Marco Malgarini is Senior Manager for Research Evaluation at ANVUR. His current activities include assessment of research evaluation methods, comparison of research activity patterns at the international level, assessment of information content of bibliometric indicators, and development of new indicators.
Sergio Benedetto is an Emeritus Professor at the Polytechnic University of Turin and a member of the board of directors of ANVUR.
Italy’s Research Evaluation Exercise
By Sergio Benedetto and Marco Malgarini, ANVUR
The Italian National Agency for the Evaluation of the University and Research Systems (ANVUR) is starting a new project aimed at evaluating research outcomes published by Italian professors and researchers from 2011-2014. Overall, we expect over 130,000 publications to be evaluated.
The goal of the exercise is to evaluate the quality of the research conducted in Italian universities, and to rank these institutions and their departments in each of the 16 research areas that comprise all research activities in Italy. ANVUR has designated 400 assessors as the Group of Evaluation Experts (GEV) whose evaluation will significantly inform the distribution of public funds.
All Italian professors and researchers affiliated with a research center will participate in the exercise. Each professor must submit two research outcomes, which can include books, chapters, articles or other products (such as patents, databases, works of art, or architectonic projects). Researchers from research centers will each submit three outcomes. To be considered for evaluation, professors must possess an ORCID identifier, although no evaluations concerning individual researchers will be released.
GEVs will base their evaluations on originality, methodological rigor, and scientific (actual or potential) impact. GEVs will also be responsible for defining additional, specific evaluation criteria for their assigned area. The analysis of each research outcome will result in a synthetic appraisal of its scientific merit across five possible levels in context of all publications in the field worldwide: Excellent – top 10%, High – 10-30%, Fair – 30-50%, Acceptable – 50-80%, Limited – bottom 20%. A score will be assigned to each level of merit.

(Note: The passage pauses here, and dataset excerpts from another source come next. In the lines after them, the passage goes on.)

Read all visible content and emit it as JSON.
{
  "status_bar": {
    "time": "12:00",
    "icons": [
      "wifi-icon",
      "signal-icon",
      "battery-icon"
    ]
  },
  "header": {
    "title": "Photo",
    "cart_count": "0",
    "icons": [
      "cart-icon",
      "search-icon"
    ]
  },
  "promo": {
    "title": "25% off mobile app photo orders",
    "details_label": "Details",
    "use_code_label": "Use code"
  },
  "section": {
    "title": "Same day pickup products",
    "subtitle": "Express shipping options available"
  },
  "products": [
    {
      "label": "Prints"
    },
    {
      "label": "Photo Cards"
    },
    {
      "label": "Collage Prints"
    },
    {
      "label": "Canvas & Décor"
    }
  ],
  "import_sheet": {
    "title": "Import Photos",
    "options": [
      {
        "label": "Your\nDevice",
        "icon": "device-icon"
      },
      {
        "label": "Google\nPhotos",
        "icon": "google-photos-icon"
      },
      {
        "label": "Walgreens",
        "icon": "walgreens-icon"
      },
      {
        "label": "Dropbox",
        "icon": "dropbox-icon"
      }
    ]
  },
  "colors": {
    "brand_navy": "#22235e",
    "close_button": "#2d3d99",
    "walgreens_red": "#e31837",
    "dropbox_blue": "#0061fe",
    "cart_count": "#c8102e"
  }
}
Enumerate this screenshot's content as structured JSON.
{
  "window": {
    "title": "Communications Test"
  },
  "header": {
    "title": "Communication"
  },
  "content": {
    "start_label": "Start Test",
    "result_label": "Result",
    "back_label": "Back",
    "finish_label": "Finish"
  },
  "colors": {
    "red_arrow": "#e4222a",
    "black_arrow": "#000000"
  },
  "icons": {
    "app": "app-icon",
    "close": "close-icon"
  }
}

Figure 1: Italy's natural sciences publications, 2010-2014
This dashboard from the SciVal Overview module provides the relative distribution of Italy’s research output in the Natural Sciences from 2010-2014. SciVal supports multiple subject classification systems, including OECD’s Fields of Science (FOS).
Sources: SciVal. Scopus data snapshot from October 5, 2015.
The GEVs will use informed peer review; that is, wherever possible, peer evaluation will be supported by bibliometric information from the two leading citation databases (Web of Science and Scopus). More precisely, evaluators will use information about the scientific impact of both the articles (as expressed by number of citations) and the journals in which they are published (as expressed by the Impact Factor and similar indicators).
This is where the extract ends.